阪神ファンというのは本当に特別な人種だとことあるごとに思わせられる。
「巨人の次位に嫌っていたよ」
「光栄ね」
「光栄か」
「ええ。敵にそんなに憎まれるなんて。嬉しいわ」
不敵な笑みを浮かべつつそう言う。
「貴方もそう思うでしょ」
「昔はね」
俺は憮然とした顔でそう返した。
「今はとてもそんなことは言えないさ」
「あら、どうして」
「ここのファンだからさ」
ここで横浜スタジアムを親指で指し示した。
「今年は本当によくやってくれたよ。どこまで負ければ気が済むのやら」
「あらあら」
笑っていた。本当に日本の野球に詳しい。
「まあ来年があるから」
「来年はもっと負けるかもな」
「そう言わずに」
野球の話をしながら進んだ。そして関内の商店街に来た。結構な距離だが案外短く感じた。やはり二人だったからであろうか。

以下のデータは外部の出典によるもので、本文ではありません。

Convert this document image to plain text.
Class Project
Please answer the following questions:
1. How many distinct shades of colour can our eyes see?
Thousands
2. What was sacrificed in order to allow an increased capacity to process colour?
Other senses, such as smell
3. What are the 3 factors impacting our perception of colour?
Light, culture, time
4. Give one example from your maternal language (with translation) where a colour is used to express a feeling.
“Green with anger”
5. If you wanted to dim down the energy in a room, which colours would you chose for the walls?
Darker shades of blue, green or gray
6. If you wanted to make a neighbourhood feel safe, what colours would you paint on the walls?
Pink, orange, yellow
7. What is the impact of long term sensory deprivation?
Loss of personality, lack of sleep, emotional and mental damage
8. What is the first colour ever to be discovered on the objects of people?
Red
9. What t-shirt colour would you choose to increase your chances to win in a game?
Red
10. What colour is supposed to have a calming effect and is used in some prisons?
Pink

二人で話をしながら商店街を進んだ。野球の話は終わり台湾の話に移っていた。
「何か日本とあまり変わらないな」
「そうでもないわよ」
話を聞くだけだと日本に似ているが違うらしい。
「細かいところはね。色々と」
「そうなんだ」
「例えば受験なんて凄いんだから」
「それは日本でも同じだよ」
俺もそれなりに受験勉強では苦労してきた経験がある。だからこそこう言えた。
「日本の比じゃないのよ」
「まさか」
「私だってね、凄く勉強したんだから。もう一日中よ」
「それで大学に受かったんだね」
「ええ。けれどこれで終わりじゃないわ」
「大学に入ったら終わりじゃないの!?」
これには少し驚いた。
「台湾では違うのよ」
「どう違うの?」
「大学院にも行かなくちゃいけないし。留学も大事なのよ」
「それで日本に来たんだ」
「そうよ」
得意気にそう語った。
「どう、だから日本語上手いでしょ」
「まあね」
本当を言うとまだかなりたどたどしいと思う。けれどそれは言わないことにした。
だがそれはすぐにばれてしまった。
「あ、今違うと思ってるでしょ」
「え、いや」
図星を衝かれて思わず焦った。
「違うよ」
「顔に書いてあるわよ」
彼女は俺の顔を見上げてそう言った。
「嘘が下手な人ね、貴方って」
「ううっ」
「けどいいわ」
しかしここでうっすらと微笑んだ。
「悪意はないから。親切で言ったんでしょ?」
「まあそうなるかな」
「日本人らしいわ。日本人ってそういう人が多いのよ」
「否定はしないよ」
実際そうだと思うからである。いいか悪いかは全く別問題として日本人は嘘をつくのが下手だと個人的に思っている。
「はっきり言わないところもあるわね」
「それも否定しないよ」
世界中から言われているような気がする言葉だ。何回聞いたかわからない。
「けれどそれがいいわ」
彼女はそう言ってにいっと笑った。
「日本人のそういったところも好きなのよ」
「本当に!?」
世界中から批判されていることなのでこれには正直驚いた。